Senado aprova novo marco legal do saneamento, que vai à sanção

Famílias moram ao lado de córrego em Maceió (AL). Projeto cria regras para saneamento
Famílias moram ao lado de córrego em Maceió (AL). Projeto cria regras para saneamento JR MANOLO/FOTOARENA/ESTADÃO CONTEÚDO 23.06.2020

O Senado Federal aprovou nesta quarta-feira (24), com 65 votos favoráveis e 13 contrários, o projeto de lei do novo marco legal do saneamento básico, que altera as regras para a prestação de serviços de saneamento e facilita a entrada de empresas privadas no mercado.

A iniciativa foi apresentada pelo governo federal, que vê no marco regulatório uma possibilidade de universalizar a cobertura de água e esgoto até 2033, prazo determinado pelo projeto.
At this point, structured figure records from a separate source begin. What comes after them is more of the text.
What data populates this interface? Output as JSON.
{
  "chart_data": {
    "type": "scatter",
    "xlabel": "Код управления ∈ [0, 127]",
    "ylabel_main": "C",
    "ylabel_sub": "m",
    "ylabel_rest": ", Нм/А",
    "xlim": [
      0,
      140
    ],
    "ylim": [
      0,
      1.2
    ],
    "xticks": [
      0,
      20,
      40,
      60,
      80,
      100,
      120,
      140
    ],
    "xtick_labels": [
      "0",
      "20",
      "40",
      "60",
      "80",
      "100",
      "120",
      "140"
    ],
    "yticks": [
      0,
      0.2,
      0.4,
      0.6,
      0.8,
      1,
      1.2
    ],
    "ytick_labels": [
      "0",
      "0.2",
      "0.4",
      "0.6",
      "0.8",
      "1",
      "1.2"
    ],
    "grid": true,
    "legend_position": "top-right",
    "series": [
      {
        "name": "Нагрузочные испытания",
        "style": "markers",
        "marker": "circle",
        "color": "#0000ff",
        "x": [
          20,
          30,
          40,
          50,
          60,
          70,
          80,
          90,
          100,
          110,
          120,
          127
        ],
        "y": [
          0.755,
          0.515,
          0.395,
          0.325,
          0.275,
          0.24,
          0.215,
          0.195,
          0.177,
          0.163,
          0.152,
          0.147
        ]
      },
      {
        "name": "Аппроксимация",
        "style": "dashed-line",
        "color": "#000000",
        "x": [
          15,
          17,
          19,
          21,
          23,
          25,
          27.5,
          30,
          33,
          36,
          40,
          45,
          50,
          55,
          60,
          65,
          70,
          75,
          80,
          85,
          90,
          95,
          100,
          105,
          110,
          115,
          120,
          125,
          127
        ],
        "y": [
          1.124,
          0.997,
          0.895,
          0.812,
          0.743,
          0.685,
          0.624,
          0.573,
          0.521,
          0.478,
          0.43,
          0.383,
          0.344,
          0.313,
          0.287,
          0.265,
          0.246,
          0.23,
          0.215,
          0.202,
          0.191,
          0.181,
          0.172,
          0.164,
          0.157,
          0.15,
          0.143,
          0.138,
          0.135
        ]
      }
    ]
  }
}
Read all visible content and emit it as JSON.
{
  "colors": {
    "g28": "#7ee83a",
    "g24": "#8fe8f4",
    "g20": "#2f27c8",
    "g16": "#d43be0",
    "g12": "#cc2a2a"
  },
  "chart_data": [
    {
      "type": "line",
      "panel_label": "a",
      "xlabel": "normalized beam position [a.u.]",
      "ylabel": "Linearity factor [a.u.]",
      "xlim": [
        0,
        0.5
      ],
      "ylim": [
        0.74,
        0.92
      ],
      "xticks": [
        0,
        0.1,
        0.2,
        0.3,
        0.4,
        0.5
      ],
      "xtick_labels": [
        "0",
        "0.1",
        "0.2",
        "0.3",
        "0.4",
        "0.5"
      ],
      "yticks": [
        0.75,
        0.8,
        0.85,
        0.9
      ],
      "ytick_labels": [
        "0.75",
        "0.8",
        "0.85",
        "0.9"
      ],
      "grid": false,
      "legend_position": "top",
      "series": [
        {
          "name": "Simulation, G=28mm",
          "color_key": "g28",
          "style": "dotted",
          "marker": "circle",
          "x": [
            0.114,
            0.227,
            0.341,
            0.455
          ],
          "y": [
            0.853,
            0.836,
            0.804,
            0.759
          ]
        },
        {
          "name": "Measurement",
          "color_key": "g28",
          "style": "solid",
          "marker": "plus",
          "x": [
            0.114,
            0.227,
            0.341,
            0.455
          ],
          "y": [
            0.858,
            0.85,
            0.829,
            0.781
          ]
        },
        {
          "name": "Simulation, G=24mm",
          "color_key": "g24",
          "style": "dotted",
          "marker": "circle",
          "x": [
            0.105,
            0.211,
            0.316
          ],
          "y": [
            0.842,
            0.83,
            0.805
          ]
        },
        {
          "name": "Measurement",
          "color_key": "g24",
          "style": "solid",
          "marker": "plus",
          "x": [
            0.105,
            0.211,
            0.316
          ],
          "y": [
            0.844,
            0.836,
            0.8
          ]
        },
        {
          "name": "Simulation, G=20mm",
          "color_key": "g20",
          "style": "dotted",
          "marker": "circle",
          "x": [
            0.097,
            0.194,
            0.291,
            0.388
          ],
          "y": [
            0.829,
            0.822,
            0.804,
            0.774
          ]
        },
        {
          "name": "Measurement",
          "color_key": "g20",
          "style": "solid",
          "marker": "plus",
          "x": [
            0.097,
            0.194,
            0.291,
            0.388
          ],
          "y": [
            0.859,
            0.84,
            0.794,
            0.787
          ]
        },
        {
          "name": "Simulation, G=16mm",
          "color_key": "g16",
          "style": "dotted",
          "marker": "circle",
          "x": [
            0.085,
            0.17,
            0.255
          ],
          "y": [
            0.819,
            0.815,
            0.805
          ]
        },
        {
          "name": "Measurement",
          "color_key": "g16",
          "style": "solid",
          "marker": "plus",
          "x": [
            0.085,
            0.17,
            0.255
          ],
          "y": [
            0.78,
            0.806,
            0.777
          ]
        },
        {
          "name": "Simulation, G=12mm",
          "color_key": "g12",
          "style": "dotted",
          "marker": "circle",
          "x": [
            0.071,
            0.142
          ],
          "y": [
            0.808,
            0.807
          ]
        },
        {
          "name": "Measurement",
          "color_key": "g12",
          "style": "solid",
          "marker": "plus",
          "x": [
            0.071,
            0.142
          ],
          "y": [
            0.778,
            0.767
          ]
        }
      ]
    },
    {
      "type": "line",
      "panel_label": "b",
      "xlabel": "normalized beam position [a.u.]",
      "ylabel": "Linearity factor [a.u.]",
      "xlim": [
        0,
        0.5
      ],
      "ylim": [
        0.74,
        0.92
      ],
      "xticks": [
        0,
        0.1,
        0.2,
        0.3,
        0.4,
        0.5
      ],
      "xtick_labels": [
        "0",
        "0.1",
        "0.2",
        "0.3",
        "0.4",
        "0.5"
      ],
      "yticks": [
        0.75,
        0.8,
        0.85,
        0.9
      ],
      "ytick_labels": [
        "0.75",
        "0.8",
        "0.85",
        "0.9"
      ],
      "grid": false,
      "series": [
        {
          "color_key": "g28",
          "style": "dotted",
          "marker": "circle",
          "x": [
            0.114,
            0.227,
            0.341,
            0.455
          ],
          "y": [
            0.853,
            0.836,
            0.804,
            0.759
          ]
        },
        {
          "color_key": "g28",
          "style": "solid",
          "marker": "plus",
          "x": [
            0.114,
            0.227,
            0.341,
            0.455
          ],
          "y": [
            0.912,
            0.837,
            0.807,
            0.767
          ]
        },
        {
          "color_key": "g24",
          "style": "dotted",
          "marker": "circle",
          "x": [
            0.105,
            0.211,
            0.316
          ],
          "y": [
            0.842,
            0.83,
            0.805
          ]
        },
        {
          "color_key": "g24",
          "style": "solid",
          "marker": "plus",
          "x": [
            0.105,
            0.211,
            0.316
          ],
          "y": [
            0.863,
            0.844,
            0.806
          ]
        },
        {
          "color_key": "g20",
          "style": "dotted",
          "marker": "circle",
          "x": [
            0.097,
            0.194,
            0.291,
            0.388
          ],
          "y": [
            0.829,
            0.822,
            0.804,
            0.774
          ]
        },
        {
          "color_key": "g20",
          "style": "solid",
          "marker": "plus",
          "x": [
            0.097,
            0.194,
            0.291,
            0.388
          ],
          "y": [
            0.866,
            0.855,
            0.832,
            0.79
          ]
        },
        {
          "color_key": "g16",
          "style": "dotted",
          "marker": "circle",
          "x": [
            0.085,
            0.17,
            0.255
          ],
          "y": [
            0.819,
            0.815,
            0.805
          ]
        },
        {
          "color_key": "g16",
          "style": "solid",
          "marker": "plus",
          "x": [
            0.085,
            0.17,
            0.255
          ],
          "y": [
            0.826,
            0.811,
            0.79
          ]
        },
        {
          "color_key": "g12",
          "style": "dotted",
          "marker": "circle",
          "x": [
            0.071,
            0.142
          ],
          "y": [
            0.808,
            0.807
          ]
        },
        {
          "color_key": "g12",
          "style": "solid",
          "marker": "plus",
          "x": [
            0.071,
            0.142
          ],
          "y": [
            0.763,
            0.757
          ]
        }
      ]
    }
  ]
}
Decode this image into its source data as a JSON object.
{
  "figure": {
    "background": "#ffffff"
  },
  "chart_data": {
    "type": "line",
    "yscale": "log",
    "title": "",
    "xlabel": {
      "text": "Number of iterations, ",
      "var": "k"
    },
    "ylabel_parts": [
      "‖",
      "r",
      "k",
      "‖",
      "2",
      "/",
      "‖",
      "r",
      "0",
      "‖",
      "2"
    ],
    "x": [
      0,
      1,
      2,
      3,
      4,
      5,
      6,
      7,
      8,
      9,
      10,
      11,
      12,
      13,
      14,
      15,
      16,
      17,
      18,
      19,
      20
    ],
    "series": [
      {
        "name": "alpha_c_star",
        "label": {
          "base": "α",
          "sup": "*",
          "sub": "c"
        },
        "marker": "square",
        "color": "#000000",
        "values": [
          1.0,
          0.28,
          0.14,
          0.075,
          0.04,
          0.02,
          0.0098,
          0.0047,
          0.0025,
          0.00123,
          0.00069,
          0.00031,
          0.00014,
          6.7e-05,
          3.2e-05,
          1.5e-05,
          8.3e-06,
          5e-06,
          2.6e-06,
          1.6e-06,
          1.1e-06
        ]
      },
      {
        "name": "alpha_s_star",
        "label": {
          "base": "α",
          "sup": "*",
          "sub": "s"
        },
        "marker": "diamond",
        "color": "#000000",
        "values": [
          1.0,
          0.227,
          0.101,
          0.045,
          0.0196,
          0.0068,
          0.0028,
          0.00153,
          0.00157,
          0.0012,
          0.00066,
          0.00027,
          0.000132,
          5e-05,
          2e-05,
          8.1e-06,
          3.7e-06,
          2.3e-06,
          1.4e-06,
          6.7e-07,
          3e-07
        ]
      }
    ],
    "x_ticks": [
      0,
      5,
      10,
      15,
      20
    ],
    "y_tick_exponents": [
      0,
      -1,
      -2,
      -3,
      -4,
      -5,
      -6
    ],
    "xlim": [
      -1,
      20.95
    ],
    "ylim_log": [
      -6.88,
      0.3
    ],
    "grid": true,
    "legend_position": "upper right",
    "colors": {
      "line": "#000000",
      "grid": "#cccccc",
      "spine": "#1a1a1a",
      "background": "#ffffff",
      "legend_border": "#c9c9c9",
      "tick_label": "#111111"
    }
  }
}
A expectativa é que a alteração possa movimentar R$ 700 bilhões de investimentos nesse período.

O texto já foi aprovado na Câmara no ano passado e agora segue para a sanção do presidente Jair Bolsonaro.

A sessão começou com a apresentação do relatório do projeto pelo senador Tasso Jereissati (PSDB-CE). Ele defendeu a aprovação do texto e afirmou que o Brasil "não pode aceitar ter condições de sanemento equivalentes a que alguns países europeus já tinham no início do século 19 resolvido".

Leia mais: Com 100 milhões sem esgoto, saneamento é desafio em pandemia

O novo marco legal tem como um dos pilares a possibilidade de que os titulares de serviço de saneamento abram licitações para contratar as empresas prestadoras, ou seja, é dada a opção aos Estados para a terceirização dos serviços. Atualmente a maioria das cidades acaba fechando parcerias com as empresas estatais.

O ministro Paulo Guedes constantemente cobra a aprovação do marco legal. As atenções se voltaram ainda mais ao projeto em razão da pandemia de covid-19, porque a falta de sanemaneto dificulta a higiene adequada na proteção contra o novo coronavírus a 100 milhões de brasileiros.

Votação

Em seguida, o senador Rogério Carvalho (PT-SE) pediu que a votação fosse adiada para ser feita presencialmente, já que as sessões virtuais foram pensadas para atender temas ligados à pandemia de covid-19.

O pedido foi a votação, e senadores argumentaram que a questão do senamento tem ligação com a pandemia em razão na necessidade de higiene da população. A pauta foi mantida na sessão por 61 votos a favor - outros 12 senadores votaram contra.

Na sequência, as lideranças orientaram como seriam os votos das bancadas. Muitos dos senadores aproveitaram o momento da fala para parabenizar o presidente da Casa, senador Davi Alcolumbre (DEM-AP), pelo encaminhamento da votação tida como polêmica.

Já ao final da votação, Alcolumbre agradeceu a retiradas de todos os destaques apresentados e classificou a votação da matéria como "histórica". Segundo ele, a proposta era “aguardada há décadas por milhões de brasileiros”.

“Água é vida. Saúde é vida. A matéria deliberada na sessão de hoje protege a vida dos brasileiros em um momento de pandemia, no qual já foram perdidas mais de 50 mil vidas”, afirmou o presidente do Senado.

Convocado para finalizar a sessão, Tasso Jereissati disse estar "profundamente tocado" com o andamento da votação. "Talvez possa dizer que foi o projeto mais tocante do qual já participei", analisou ele, que lembrou ter se deparado com o problema de saneamento no Brasil ao visitar as periferias do Ceará durante sua campanha ao governo do Estado.

 "Nós fizemos várias audiências públicas que contaram com o comparecimento de lideranças sindicais, organizações e especialistas e eu não me lembro de ter tido uma pressão dos sem-esgoto e nem dos sem-água. São 100 milhões e eles simplesmente não existem”, lamentou.